Sur un autre continent et dans une autre économie, Marion Hohlfeldt rappelle l'existence
d'échecs économiques modernes produisant eux aussi des espaces en suspens, comme la
ville de Détroit aux États-Unis, en pleine implosion depuis la crise de l'industrie automobile.
Pour ouvrir plutôt que conclure cette suite de réflexions, Charlène Dinhut propose une
tentative de définition de la notion de suspend/suspens associée à l'espace, offrant nous
l'espérons de possibles occurrences dans la production artistique passée et à venir.
Le projet
Suspended spaces réunit des chercheurs, dont les artistes, qui en constituent la
majeure partie. Pour chaque réalisation, nous tenons à associer les différents champs de
recherche, d'une manière ou d'une autre. Au cours des rencontres au Beirut Art Center (mai
2011), chacun a par exemple pris la parole.
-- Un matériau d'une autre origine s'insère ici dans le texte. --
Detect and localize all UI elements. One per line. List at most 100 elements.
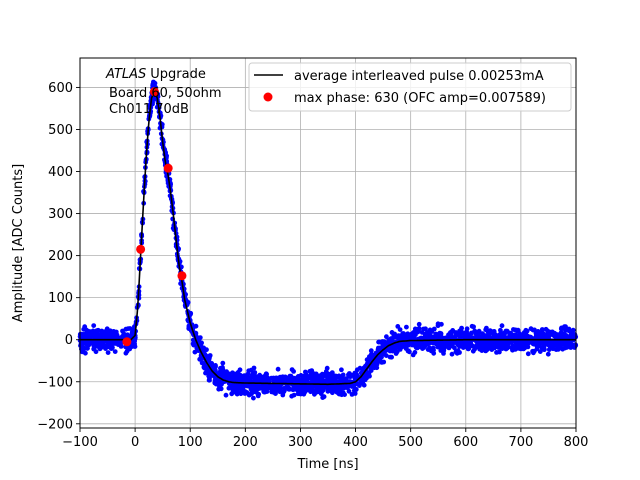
sample-point [357, 365, 363, 371]
sample-point [389, 354, 394, 360]
sample-point [343, 376, 349, 382]
sample-point [91, 323, 97, 328]
sample-point [120, 328, 125, 334]
sample-point [502, 330, 508, 336]
sample-point [317, 373, 323, 379]
sample-point [476, 342, 482, 348]
sample-point [223, 392, 229, 398]
sample-point [452, 335, 458, 340]
sample-point [396, 333, 401, 338]
sample-point [470, 343, 476, 349]
sample-point [344, 383, 350, 388]
x-tick-label: 600 [453, 435, 478, 450]
x-tick-label: 800 [564, 435, 589, 450]
sample-point [431, 350, 437, 356]
sample-point [238, 373, 244, 379]
sample-point [204, 355, 210, 360]
sample-point [354, 372, 359, 378]
sample-point [471, 324, 476, 330]
sample-point [368, 348, 374, 354]
sample-point [220, 360, 226, 366]
max-phase-marker [177, 271, 187, 281]
y-axis-ticks: −200 −100 0 100 200 300 400 500 600 [37, 81, 80, 432]
sample-point [507, 332, 513, 338]
sample-point [455, 348, 461, 353]
sample-point [540, 334, 546, 340]
sample-point [252, 370, 258, 375]
x-tick-label: 700 [508, 435, 533, 450]
sample-point [376, 339, 382, 345]
sample-point [322, 373, 328, 379]
sample-point [330, 390, 335, 396]
sample-point [551, 332, 556, 338]
sample-point [412, 350, 418, 355]
sample-point [339, 392, 345, 398]
sample-point [278, 375, 283, 381]
sample-point [563, 324, 568, 329]
sample-point [503, 342, 508, 348]
sample-point [523, 327, 529, 333]
sample-point [285, 384, 290, 389]
sample-point [515, 327, 521, 333]
sample-point [386, 346, 391, 352]
sample-point [426, 332, 432, 338]
sample-point [367, 356, 372, 361]
sample-point [309, 386, 315, 391]
sample-point [330, 377, 336, 383]
x-tick-label: −100 [62, 435, 98, 450]
sample-point [479, 348, 485, 353]
sample-point [251, 395, 256, 401]
sample-point [545, 351, 551, 357]
sample-point [413, 332, 418, 338]
sample-point [521, 346, 526, 352]
atlas-annotation: ATLAS Upgrade Board 60, 50ohm Ch011 70dB [105, 67, 222, 117]
sample-point [107, 328, 113, 334]
legend-entry-average-pulse: average interleaved pulse 0.00253mA [294, 69, 544, 84]
y-tick-label: 300 [48, 207, 73, 222]
legend: average interleaved pulse 0.00253mA max … [248, 62, 572, 112]
sample-point [449, 343, 455, 349]
sample-point [82, 324, 88, 330]
sample-point [459, 325, 464, 331]
sample-point [416, 321, 422, 327]
sample-point [293, 378, 299, 384]
sample-point [255, 393, 261, 399]
annotation-line-channel: Ch011 70dB [109, 102, 189, 117]
sample-point [437, 330, 443, 336]
sample-point [123, 350, 129, 356]
sample-point [235, 370, 241, 375]
y-tick-label: 200 [48, 249, 73, 264]
sample-point [118, 344, 124, 349]
scatter-band [77, 79, 579, 401]
sample-point [287, 378, 292, 384]
sample-point [246, 392, 252, 398]
sample-point [339, 367, 344, 373]
sample-point [391, 332, 397, 338]
sample-point [492, 345, 497, 351]
sample-point [272, 384, 278, 389]
sample-point [548, 340, 553, 346]
sample-point [308, 375, 314, 381]
x-tick-label: 100 [178, 435, 203, 450]
sample-point [499, 340, 504, 345]
sample-point [224, 375, 230, 381]
legend-entry-max-phase: max phase: 630 (OFC amp=0.007589) [294, 91, 546, 106]
y-tick-label: −100 [37, 375, 73, 390]
sample-point [247, 377, 253, 383]
sample-point [232, 387, 238, 393]
sample-point [261, 389, 267, 394]
sample-point [449, 351, 455, 357]
sample-point [438, 342, 443, 348]
x-tick-label: 400 [343, 435, 368, 450]
sample-point [96, 339, 102, 345]
sample-point [434, 340, 439, 346]
y-tick-label: 600 [48, 81, 73, 96]
sample-point [226, 371, 232, 377]
x-tick-label: 0 [131, 435, 139, 450]
sample-point [297, 388, 303, 393]
sample-point [430, 345, 436, 351]
atlas-label: ATLAS [105, 67, 146, 82]
sample-point [275, 366, 281, 372]
x-axis-ticks: −100 0 100 200 300 400 500 600 700 800 [62, 428, 588, 450]
sample-point [558, 326, 564, 332]
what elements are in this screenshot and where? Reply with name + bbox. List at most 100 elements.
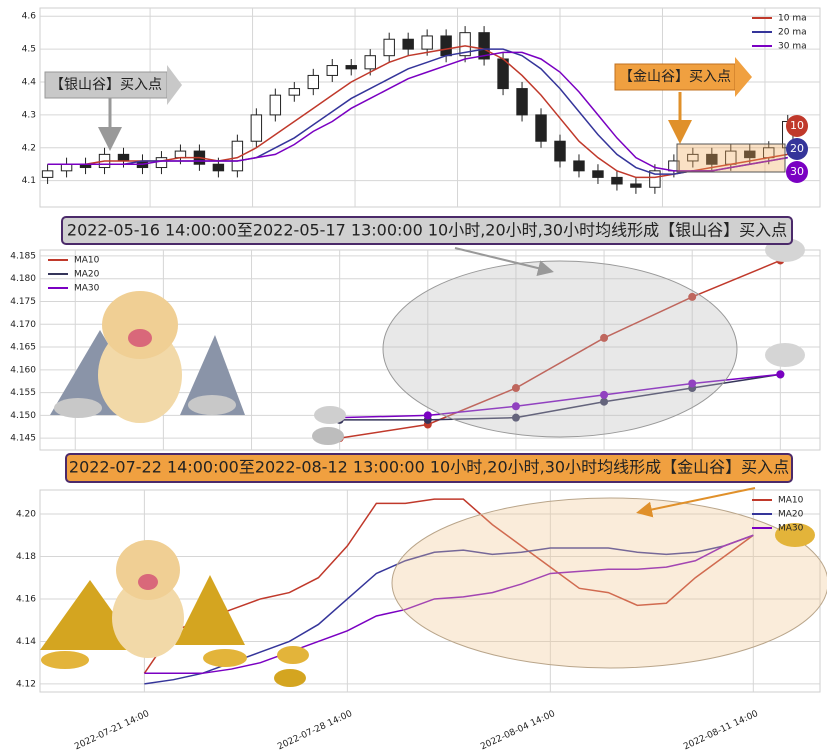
legend-label: MA30	[74, 284, 100, 294]
badge-label: 30	[790, 165, 804, 178]
candle-body	[269, 94, 282, 116]
badge	[786, 161, 808, 183]
dog-illustration	[40, 540, 247, 669]
highlight-ellipse	[382, 260, 738, 438]
point	[688, 292, 697, 301]
x-tick-label: 2022-07-28 14:00	[276, 709, 354, 752]
annotation-arrow	[167, 65, 182, 105]
x-tick-label: 2022-07-21 14:00	[73, 709, 151, 752]
candle-body	[345, 65, 357, 70]
candle-body	[706, 153, 718, 165]
candle-body	[212, 163, 225, 172]
legend-label: MA10	[778, 496, 804, 506]
annotation-arrow	[735, 57, 752, 97]
y-tick-label: 4.145	[10, 434, 36, 444]
point	[511, 402, 520, 411]
candle-body	[478, 32, 490, 60]
y-tick-label: 4.175	[10, 297, 36, 307]
y-tick-label: 4.4	[22, 78, 37, 88]
candle-body	[117, 153, 130, 162]
legend-label: MA20	[74, 270, 100, 280]
y-tick-label: 4.165	[10, 343, 36, 353]
point	[776, 370, 785, 379]
highlight-ellipse	[391, 497, 827, 669]
y-tick-label: 4.180	[10, 274, 36, 284]
decoration	[40, 238, 827, 687]
candle-body	[535, 114, 547, 142]
candle-body	[231, 140, 244, 172]
legend-label: MA20	[778, 510, 804, 520]
y-tick-label: 4.16	[16, 594, 36, 604]
arrow	[636, 487, 756, 518]
line	[47, 45, 788, 179]
y-tick-label: 4.1	[22, 176, 36, 186]
legend-label: 20 ma	[778, 28, 807, 38]
highlight-box	[676, 143, 786, 173]
candle-body	[288, 88, 301, 96]
line	[144, 534, 754, 675]
line	[47, 51, 788, 172]
legend-label: 10 ma	[778, 14, 807, 24]
legend-label: 30 ma	[778, 42, 807, 52]
y-tick-label: 4.20	[16, 510, 36, 520]
candle-body	[421, 35, 433, 50]
y-tick-label: 4.150	[10, 411, 36, 421]
y-tick-label: 4.12	[16, 679, 36, 689]
candle-body	[155, 157, 168, 169]
candle-body	[364, 55, 376, 70]
annotation: 【金山谷】买入点	[619, 69, 731, 85]
point	[423, 411, 432, 420]
y-tick-label: 4.14	[16, 637, 36, 647]
y-tick-label: 4.5	[22, 45, 36, 55]
chart-title: 2022-07-22 14:00:00至2022-08-12 13:00:00 …	[69, 458, 789, 477]
y-tick-label: 4.160	[10, 365, 36, 375]
line	[143, 498, 754, 674]
candle-body	[60, 163, 73, 172]
y-tick-label: 4.2	[22, 143, 36, 153]
annotation-box	[614, 63, 736, 91]
annotation: 【银山谷】买入点	[50, 77, 162, 93]
y-tick-label: 4.170	[10, 320, 36, 330]
y-tick-label: 4.155	[10, 388, 36, 398]
badge-label: 20	[790, 142, 804, 155]
y-tick-label: 4.185	[10, 251, 36, 261]
candle-body	[554, 140, 566, 162]
candle-body	[174, 150, 187, 159]
badge	[786, 115, 808, 137]
candle-body	[459, 32, 471, 57]
candle-body	[630, 183, 642, 188]
candle-body	[41, 170, 54, 178]
plot-frame	[39, 249, 821, 451]
point	[511, 384, 520, 393]
point	[688, 379, 697, 388]
x-tick-label: 2022-08-11 14:00	[682, 709, 760, 752]
badge	[786, 138, 808, 160]
line	[339, 373, 781, 419]
legend-label: MA30	[778, 524, 804, 534]
y-tick-label: 4.6	[22, 12, 37, 22]
candle-body	[573, 160, 585, 172]
candle-body	[307, 74, 320, 90]
y-tick-label: 4.18	[16, 552, 36, 562]
point	[600, 390, 609, 399]
plot-frame	[39, 7, 821, 208]
line	[339, 373, 781, 421]
candle-body	[440, 35, 452, 57]
candle-body	[326, 65, 338, 76]
candle-body	[687, 153, 699, 162]
point	[600, 333, 609, 342]
line	[339, 259, 781, 439]
candle-body	[611, 176, 623, 185]
title-box	[61, 216, 793, 245]
x-tick-label: 2022-08-04 14:00	[479, 709, 557, 752]
chart-title: 2022-05-16 14:00:00至2022-05-17 13:00:00 …	[67, 221, 787, 240]
candle-body	[592, 170, 604, 178]
y-tick-label: 4.3	[22, 110, 36, 120]
candle-body	[250, 114, 263, 142]
candle-body	[383, 38, 395, 57]
legend-label: MA10	[74, 256, 100, 266]
candle-body	[497, 58, 509, 90]
candle-body	[744, 150, 756, 159]
candle-body	[516, 88, 528, 116]
title-box	[65, 453, 793, 483]
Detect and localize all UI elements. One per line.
Mais pour ne pas soumettre artificiellement la
recherche artistique à la rigidité du passage au texte, nous avons proposé aux artistes de
collaborer au livre sous la forme d'interventions visuelles ou textuelles en réaction aux
échanges et au séjour au Liban. Ces projections réunissent des notes, remarques, projets
à venir, pistes de travail, précises ou tout juste esquissées.
Le livre se termine par un panorama de nos actions passées et de nos projets à venir,
historique du projet sous forme de diagramme dessiné. Une bibliographie sélective et
subjective rassemble enfin les quelques ouvrages qui encombrent nos bureaux respectifs
et accompagnent notre recherche depuis de longs mois.
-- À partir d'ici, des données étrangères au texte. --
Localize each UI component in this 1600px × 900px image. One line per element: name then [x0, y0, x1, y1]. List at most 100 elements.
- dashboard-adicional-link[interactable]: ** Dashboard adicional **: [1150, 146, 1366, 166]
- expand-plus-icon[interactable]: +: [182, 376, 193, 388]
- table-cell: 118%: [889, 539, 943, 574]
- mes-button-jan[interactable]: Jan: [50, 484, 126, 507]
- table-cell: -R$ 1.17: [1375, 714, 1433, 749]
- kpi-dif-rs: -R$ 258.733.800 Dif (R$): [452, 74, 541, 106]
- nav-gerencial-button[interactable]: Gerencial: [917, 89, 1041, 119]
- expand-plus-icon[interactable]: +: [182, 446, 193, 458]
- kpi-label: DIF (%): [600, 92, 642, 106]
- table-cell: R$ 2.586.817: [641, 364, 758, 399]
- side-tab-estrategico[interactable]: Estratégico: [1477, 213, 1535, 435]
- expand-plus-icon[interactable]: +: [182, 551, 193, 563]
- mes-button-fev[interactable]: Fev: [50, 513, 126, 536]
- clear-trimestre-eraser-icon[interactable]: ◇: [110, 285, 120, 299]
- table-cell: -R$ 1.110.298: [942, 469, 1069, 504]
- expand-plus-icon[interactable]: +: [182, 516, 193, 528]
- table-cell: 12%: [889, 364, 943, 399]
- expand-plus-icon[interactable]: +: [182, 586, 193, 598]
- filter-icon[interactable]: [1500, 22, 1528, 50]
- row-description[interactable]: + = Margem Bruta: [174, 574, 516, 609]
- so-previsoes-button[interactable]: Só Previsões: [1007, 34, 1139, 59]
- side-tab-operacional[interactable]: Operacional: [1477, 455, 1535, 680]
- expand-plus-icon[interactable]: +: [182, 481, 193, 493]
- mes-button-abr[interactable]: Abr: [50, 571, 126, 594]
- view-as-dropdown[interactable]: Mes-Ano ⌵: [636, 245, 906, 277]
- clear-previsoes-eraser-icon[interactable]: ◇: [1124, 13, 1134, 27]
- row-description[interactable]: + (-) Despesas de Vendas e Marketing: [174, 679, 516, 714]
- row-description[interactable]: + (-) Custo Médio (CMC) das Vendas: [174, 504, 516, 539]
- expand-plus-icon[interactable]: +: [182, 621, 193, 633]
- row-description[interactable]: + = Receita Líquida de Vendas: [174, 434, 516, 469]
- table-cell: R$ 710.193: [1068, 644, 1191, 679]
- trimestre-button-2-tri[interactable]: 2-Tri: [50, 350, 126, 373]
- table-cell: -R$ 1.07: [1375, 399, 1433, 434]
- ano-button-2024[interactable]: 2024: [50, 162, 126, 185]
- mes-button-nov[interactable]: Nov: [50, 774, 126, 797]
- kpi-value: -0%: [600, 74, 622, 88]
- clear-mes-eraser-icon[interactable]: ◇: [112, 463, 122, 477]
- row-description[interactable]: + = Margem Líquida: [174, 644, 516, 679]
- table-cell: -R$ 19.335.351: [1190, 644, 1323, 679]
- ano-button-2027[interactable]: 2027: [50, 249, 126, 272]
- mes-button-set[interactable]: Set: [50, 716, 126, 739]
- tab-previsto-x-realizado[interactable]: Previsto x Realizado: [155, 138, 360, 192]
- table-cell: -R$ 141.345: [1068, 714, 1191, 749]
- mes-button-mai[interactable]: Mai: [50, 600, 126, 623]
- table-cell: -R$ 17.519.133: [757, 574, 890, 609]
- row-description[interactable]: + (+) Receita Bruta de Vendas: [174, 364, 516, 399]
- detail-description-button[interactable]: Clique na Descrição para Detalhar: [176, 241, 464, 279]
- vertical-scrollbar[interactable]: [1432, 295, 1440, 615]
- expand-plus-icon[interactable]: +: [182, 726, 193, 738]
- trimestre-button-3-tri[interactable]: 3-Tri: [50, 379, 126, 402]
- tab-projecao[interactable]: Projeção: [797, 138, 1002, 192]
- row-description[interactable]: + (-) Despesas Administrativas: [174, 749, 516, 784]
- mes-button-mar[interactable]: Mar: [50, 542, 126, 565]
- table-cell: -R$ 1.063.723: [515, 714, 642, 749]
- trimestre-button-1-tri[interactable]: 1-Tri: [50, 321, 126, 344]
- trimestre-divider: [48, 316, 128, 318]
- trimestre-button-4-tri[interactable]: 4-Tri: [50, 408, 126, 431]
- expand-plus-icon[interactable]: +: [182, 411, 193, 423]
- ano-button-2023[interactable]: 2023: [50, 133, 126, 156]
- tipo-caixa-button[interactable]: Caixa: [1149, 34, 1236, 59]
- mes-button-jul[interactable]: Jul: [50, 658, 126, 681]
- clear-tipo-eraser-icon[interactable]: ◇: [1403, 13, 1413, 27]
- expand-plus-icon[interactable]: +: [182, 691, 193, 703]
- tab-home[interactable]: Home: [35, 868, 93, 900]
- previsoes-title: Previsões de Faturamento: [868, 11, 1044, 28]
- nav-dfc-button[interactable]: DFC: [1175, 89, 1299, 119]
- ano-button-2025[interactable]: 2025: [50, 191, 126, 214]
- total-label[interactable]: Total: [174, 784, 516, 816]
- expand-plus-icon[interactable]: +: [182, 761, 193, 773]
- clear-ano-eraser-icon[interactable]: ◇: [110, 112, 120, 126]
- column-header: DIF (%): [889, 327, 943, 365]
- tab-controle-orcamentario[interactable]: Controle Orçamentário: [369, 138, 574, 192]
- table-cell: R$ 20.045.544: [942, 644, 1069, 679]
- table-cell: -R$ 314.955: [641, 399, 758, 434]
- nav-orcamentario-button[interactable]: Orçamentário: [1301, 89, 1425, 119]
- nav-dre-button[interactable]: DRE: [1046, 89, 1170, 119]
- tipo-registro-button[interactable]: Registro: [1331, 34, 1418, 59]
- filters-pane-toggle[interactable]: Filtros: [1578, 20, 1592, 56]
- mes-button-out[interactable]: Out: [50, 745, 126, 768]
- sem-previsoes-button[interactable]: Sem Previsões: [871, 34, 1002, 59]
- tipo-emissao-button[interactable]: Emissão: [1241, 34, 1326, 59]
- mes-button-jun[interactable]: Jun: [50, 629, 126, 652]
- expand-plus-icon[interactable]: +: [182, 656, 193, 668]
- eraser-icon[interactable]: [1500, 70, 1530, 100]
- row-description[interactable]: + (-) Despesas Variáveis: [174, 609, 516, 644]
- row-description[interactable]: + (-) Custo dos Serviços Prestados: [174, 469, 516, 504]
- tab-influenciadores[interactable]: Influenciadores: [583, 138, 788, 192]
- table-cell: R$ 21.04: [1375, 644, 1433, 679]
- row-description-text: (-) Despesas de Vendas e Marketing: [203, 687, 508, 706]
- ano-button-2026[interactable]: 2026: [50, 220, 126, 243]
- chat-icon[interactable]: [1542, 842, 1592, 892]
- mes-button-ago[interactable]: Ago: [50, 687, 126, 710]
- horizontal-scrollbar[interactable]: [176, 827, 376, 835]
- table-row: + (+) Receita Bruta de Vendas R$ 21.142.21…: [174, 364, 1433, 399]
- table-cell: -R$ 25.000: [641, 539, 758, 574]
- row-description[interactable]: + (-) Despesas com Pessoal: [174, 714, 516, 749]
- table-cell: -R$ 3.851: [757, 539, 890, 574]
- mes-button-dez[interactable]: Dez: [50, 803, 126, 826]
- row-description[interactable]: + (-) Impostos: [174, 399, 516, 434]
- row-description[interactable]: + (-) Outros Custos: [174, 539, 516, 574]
Un projet international comme le nôtre ne peut faire l'économie d'une réflexion sur la
question de la langue, celle qui nous sert à communiquer entre nous, avec nos hôtes, avec
ceux que l'on rencontre. Nos deux livres ont opté pour un double langage, le français
d'abord qui est la langue commune des « pilotes » du projet, et l'anglais pour d'autres
raisons évidentes. Ce souci de traduction ne cache pas d'autres frustrations, celle de
n'avoir pu traduire en grec et turc notre premier livre, celle de ne pas pouvoir traduire en
arabe ce présent ouvrage. Si les contraintes économiques, les usages internationaux et les
compétences linguistes limitées de chacun de nous poussent à opter pour cette seule
traduction anglaise, nous tenons à ne pas faire de cet usage une « norme » (nous avions
par exemple proposé une traduction simultanée en arabe de toutes nos communications
au Beirut Art Center).
Le déplacement, la décentration du regard artistique, le
retour du réel, sont envisagés dans
ce projet, comme la tentative de remettre en perspective et pourquoi pas de réconcilier les
idéalismes modernistes universalistes et les réalités géopolitiques, souvent dramatiques.
Et dans le quotidien de cette recherche en déplacement, les efforts pour comprendre et
se faire comprendre participent aussi de manière importante au travail et aux expériences,
dans un projet qui nous passionne de plus en plus pour sa capacité à faire l'objet de récits.